On the other hand, people who use Arc tend to love Arc. They love the sidebar, they love rooms and profiles, they love all the customization options. In general, these users have also settled into Arc – Miller says it's not so much that they want new features, but just that their browser is faster, smoother and more secure. And fair enough!

Therefore, The Browser Company faced a situation that many companies face: they had a popular product that was never going to be groundbreaking. Instead of trying to fit the next thing into the current, risking both pissing off the people who like it and never reaching the people who don't, the company decided to just build something new.

Arc doesn't die, says Miller. He keeps saying this, even after I told him that the YouTube video the company just released sounds like what the companies say Right before they kill a product. It's just that Arc isn't going to change much anymore. There will be stability updates and bug fixes, and The Browser Company has a dedicated team for that. “In that sense,” says Miller, “it feels like a complete product.” Most of the team’s energy and time is now being spent on starting from scratch.

“Arc was basically this front-end and tab management innovation,” says Miller. “People loved it. It grew like a weed. Then it became slower and crashed often. We felt bad and had to learn to do it quickly. And we kind of lost sight of the fact that we need to take care of the operating system part.”

This time the plan is to build not just a different user interface for a browser, but a completely different kind of browser – one that is much more proactive, more capable, more AI-centric, and more in line with that original vision. Call it the iPhone of web browsers, or the “internet computer,” or whatever other metaphor you want to use. The idea is to turn the browser into an app platform. Miller still wants to do it, and he wants to do it for everyone.

What does that look like? Miller is somewhat vague about the details. The new browser, which Miller said could launch as soon as early next year, is designed to have no switching costs, which means, among other things, that it will have horizontal tabs and fewer organizational ideas. The idea is to “make the first 90 seconds effortless” to encourage more people to switch. And then, slowly, to reveal what this new browser can do.

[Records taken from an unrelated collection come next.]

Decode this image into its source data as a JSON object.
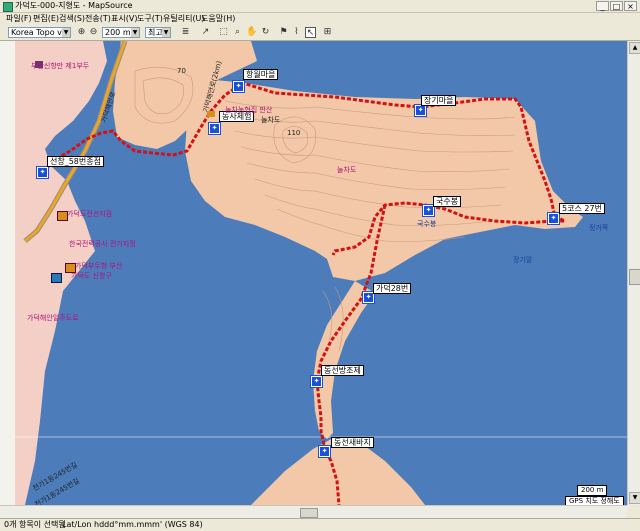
{
  "window": {
    "title": "가덕도-000-지형도 - MapSource",
    "min": "_",
    "max": "□",
    "close": "×"
  },
  "menu": [
    "파일(F)",
    "편집(E)",
    "검색(S)",
    "전송(T)",
    "표시(V)",
    "도구(T)",
    "유틸리티(U)",
    "도움말(H)"
  ],
  "toolbar": {
    "map_product": "Korea Topo v1",
    "zoom_scale": "200 m",
    "detail": "최고"
  },
  "waypoints": [
    {
      "label": "항월마을"
    },
    {
      "label": "장기마을"
    },
    {
      "label": "농사체험"
    },
    {
      "label": "선창_58번종점"
    },
    {
      "label": "국수봉"
    },
    {
      "label": "5코스 27번"
    },
    {
      "label": "가덕28번"
    },
    {
      "label": "동선방조제"
    },
    {
      "label": "동선새바지"
    }
  ],
  "map_labels": {
    "peak_70": "70",
    "peak_110": "110",
    "nuljado": "눌차도",
    "nuljado_2": "눌차도",
    "sinhang": "부산신항만 제1부두",
    "road_a": "가덕해안로",
    "road_b": "가덕해안로(2km)",
    "road_c": "가덕해안일주도로",
    "bus_a": "천가1동245번길",
    "bus_b": "천가1동245번길",
    "office": "가덕도전선지점",
    "school": "한국전력공사 전가지점",
    "market": "가덕부두형 부산",
    "church": "가덕도 신항구",
    "gooksu": "국수봉",
    "janggi": "장기말",
    "seodong": "정거쪽",
    "farm": "눌차농협집 판산"
  },
  "scale": {
    "label": "200 m"
  },
  "gps": {
    "label": "GPS 치도 정해도"
  },
  "status": {
    "selection": "0개 항목이 선택됨",
    "coords": "Lat/Lon hddd°mm.mmm' (WGS 84)"
  }
}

Miller has a few favorite examples of how a browser can help you get things done, which he told me decoderand elsewhere in recent months. There's the teacher who spends hours copying and pasting data between corporate applications; the Shopify sellers who spend too much time looking up order numbers and then pasting them into customer support emails. These are the things that a browser with access to all your web apps and browsing data could do on your behalf. And with AI tools like Anthropic's new Computer Usage feature, this kind of thing is starting to become automated and possible.

It won't be easy to design a browser that is both accessible to everyone and completely new. The Browser Company has already tried it once and ended up here. But Miller is happy to have spent the last five years building a good browser. Now it's time to get back to the actual job.